In a developing landscape of financial threats, Bestuzhev hoped to share his firm’s expertise to help businesses become prepared from the following anticipated threats:

  • Targeted cryptocurrency attacks will grow: As cryptocurrency is a digital asset and all transactions take place online, it offers anonymity to users. These are attractive features for cybercrime groups. However, not only cybercriminal organizations but state-sponsored threat actors have and will continue to target this industry.
  • Hardware-based crypto threats from flawed security and fake hardware wallets: While cryptocurrency attacks are becoming more targeted, cybercriminals will keep coming up with new ways to steal investors’ financial assets. In the case of cryptocurrency investment opportunities, Kaspersky researchers have concluded that cybercriminals will take advantage of manufacturing and retailing rogue devices with backdoors, followed by social engineering campaigns and other techniques to steal financial assets. 
  • Acceleration and consolidation of infostealers: Cybercriminals will leverage the simplicity, affordability, and effectiveness of infostealers to target financial assets, at least as a first-stage data collector. Different threat actors will take advantage of such malware to profile victims for further attacks. It includes but is not limited to targeted ransomware attacks, traditional targeted attacks, and others. 
  • More mobile malware development and consolidation: Pandemic-stimulated mobile banking, which also has become more mature, will attract more mobile banking trojans for the Android platform, especially remote access tools that can circumvent the cybersecurity measures adopted by banks such as OTP and MFA. Local and regional threat groups will expand globally, exporting attacks to Western Europe and other countries worldwide. 
  • Ransomware to become more targeted and more regional: With the international efforts to crack down on major targeted ransomware groups, expect to see a rise in small regionally-derived groups focused on regional victims.
  • Greater uptake of open banking may lead to more opportunities for cyberattacks: As most of the Open Banking systems are based on the use of application programming interfaces and Web API queries performed by financial institutions, expect more attacks against them, as pointed out by Gartner.
  • Online payment systems will be under fire: The longer people stay at home because of quarantines and lockdowns, the more they rely on online markets and payment systems. However, this rapid shift has not been accompanied by the appropriate security measures, and it is attracting more cybercriminals. This issue is particularly severe in developing countries, and the symptoms will last for a while.
  • Fintech apps and increasing volumes of financial data will attract cyber threats: Thanks to online payment systems and fintech applications, lots of important personal information is stored on mobile. Many cybercrime groups will continue to attack personal mobile phones with evolved strategies such as deep fake technology and advanced malware to steal data.
    Remote-working, online games and trendjacking continue to attract threats: In 2020, the number of gamers surpassed 2.7bn, with the Asia Pacific region becoming the most active region. Remote-workers have relied on corporate laptops to play video games, watch movies and use e-learning platforms. This behavior was easy to identify because there was a boom in the mobile graphic cards market in 2020–2021 compared to previous years. This trend is here to stay, with a substantial proportion of remote workers continuing to work anywhere at least part of the time, they will continue to be targeted. Cybercriminals will spread malware and steal logins, in-game items, payment information and more through the use of popular video games. In addition, Hollywood blockbuster movies have become the perfect lure for those desperate to watch a film before it is released.

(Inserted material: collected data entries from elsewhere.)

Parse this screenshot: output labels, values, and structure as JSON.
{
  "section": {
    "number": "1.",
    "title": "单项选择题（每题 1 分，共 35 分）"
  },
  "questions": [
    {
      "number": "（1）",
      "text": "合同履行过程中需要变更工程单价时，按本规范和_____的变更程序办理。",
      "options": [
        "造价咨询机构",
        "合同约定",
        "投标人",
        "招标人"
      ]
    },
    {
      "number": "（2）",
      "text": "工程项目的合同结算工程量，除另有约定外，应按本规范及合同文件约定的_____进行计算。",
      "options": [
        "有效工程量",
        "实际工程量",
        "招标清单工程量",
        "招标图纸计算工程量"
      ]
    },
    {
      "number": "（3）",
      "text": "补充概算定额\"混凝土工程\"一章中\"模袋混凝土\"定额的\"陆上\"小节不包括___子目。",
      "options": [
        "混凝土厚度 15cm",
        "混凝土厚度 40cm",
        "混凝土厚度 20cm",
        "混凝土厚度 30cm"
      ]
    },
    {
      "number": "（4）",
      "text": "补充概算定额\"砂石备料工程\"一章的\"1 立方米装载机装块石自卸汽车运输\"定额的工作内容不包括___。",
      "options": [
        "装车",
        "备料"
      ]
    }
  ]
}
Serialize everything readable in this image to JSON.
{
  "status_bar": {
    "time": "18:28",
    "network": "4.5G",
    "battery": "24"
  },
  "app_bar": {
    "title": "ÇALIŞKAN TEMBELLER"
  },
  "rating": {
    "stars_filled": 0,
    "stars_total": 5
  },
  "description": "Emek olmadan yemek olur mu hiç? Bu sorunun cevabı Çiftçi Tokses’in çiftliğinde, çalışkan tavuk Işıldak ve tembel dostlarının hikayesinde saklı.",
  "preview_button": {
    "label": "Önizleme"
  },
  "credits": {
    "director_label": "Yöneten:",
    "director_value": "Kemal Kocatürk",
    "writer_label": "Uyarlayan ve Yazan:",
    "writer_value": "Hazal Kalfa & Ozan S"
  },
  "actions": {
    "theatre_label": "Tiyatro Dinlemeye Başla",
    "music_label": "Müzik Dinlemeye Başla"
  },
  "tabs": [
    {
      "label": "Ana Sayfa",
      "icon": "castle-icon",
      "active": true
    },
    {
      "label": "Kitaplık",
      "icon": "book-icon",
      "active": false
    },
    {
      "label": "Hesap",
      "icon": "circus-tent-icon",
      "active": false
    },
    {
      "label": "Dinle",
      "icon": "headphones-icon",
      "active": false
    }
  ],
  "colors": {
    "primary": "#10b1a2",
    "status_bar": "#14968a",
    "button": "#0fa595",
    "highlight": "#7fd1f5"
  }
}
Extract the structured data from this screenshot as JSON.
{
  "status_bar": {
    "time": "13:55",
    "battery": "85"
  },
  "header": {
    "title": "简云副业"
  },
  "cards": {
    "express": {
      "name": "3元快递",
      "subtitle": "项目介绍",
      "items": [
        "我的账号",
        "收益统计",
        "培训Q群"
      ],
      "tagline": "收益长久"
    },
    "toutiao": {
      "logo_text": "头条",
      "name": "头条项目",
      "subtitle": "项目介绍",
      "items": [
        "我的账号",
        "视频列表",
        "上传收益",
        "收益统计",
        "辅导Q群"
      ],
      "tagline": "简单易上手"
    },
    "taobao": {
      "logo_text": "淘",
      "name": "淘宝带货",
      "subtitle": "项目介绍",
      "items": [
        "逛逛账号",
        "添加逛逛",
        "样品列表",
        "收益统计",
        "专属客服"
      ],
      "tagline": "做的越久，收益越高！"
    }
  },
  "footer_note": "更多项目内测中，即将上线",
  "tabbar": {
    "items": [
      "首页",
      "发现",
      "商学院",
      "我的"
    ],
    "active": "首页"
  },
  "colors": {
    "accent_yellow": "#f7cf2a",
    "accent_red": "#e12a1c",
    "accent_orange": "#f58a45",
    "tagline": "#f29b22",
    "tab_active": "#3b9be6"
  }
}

Finally, cybercriminals are raring to restart ATM/PoS attacks. During the pandemic, some locations saw PoS/ATM transaction levels drop significantly. Lockdowns forced people to stay at home and make purchases online, and this was mirrored in PoS/ATM malware too.

As restrictions are lifted, we should expect the return of known PoS/ATM malware projects and the appearance of new projects. Cybercriminals will regain their easy physical access to ATMs and PoS devices at the same time as customers of retailers and financial institutions.